En ce qui concerne le transfert du demandeur vers la Bulgarie, il convient d’abord de rappeler que dans ses jugements, prémentionnés, des 27 janvier et 25 février 2025, le tribunal a retenu que les démarches accomplies par les autorités luxembourgeoises jusqu’à cette date, devraient être considérées comme suffisantes au regard des exigences de l’article 120 de la loi du 29 août 2008.

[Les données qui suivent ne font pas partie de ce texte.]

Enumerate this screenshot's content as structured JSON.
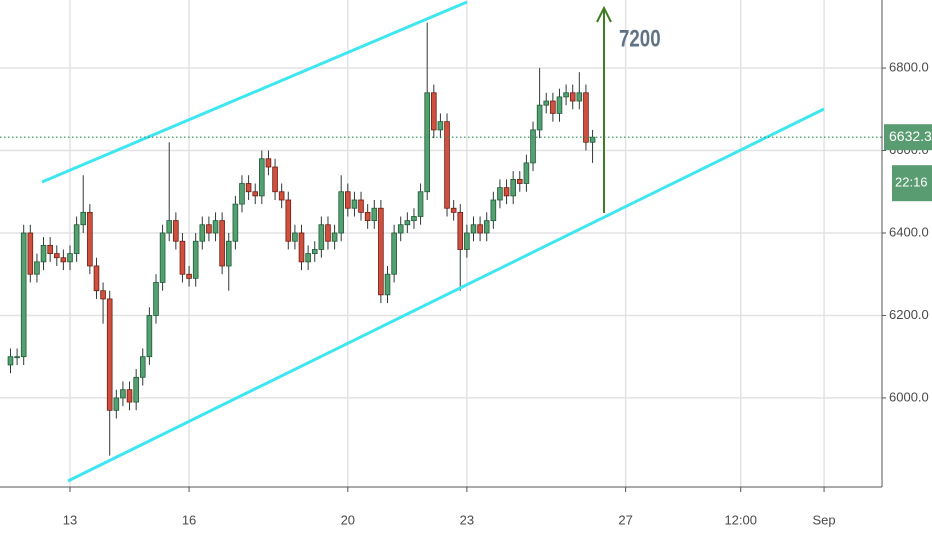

Ces décisions de justice ayant autorité de chose jugée, l’analyse du tribunal se limitera aux démarches accomplies à la suite du jugement du 25 février 2025. A cet égard, il échet de constater qu’il ressort du dossier administratif et plus précisément d’un transmis de l’UAGO du 4 mars 2025 adressé du ministère que le transfert de Monsieur (A) prévu pour le même jour avait été annulé suite à une tentative d’évasion de l’intéressé, ledit courrier précisant encore que le transfert de Monsieur (A) ne pourrait plus avoir lieu sans escortes. Le même jour, par courrier électronique envoyé via la plateforme Dublinet, les autorités luxembourgeoises ont informé les autorités bulgares de l’annulation du transfert prévu pour le même jour. Le 6 mars 2025, un nouveau plan de vol a été établi, fixant la date prévisionnelle du transfert vers la Bulgarie au 13 mars 2025. Le même jour, un nouveau plan de vol a été établi, fixant la date prévisionnelle du transfert vers la Bulgarie au 24 mars 2025. Toujours le 6 mars 2025, un plan de vol modifié a été établi fixant toujours la date prévisionnelle du transfert vers la Bulgarie au 24 mars 2025. Par courrier électronique envoyé via la plateforme Dublinet le 10 mars 2025, les autorités luxembourgeoises ont communiqué aux autorités bulgares la date prévue pour le 10transfert du demandeur, à savoir le 24 mars 2025. Le 13 mars 2025, un nouveau plan de vol a été établi, fixant la date prévisionnelle du transfert vers la Bulgarie au 25 mars 2025. Le 14 mars 2025, par courrier électronique envoyé via la plateforme Dublinet, les autorités luxembourgeoises ont communiqué aux autorités bulgares la date de transfert prévue. Il ressort d’un courrier électronique du 14 mars 2025 émis par l’UGAO que le transfert prévu pour le 25 mars 2025 a dû être annulé parce ce que le transit n’avait pas été accordé. Le 17 mars 2025, par courrier électronique envoyé via la plateforme Dublinet, les autorités luxembourgeoises ont informé les autorités bulgares de l’annulation de ladite date de transfert. Le 31 mars 2025, un nouveau plan de vol a été établi, fixant la date prévisionnelle du transfert vers la Bulgarie au 22 avril 2025. Par courrier électronique envoyé via la plateforme Dublinet le 1er avril 2025, les autorités luxembourgeoises ont communiqué aux autorités bulgares la date de transfert prévue.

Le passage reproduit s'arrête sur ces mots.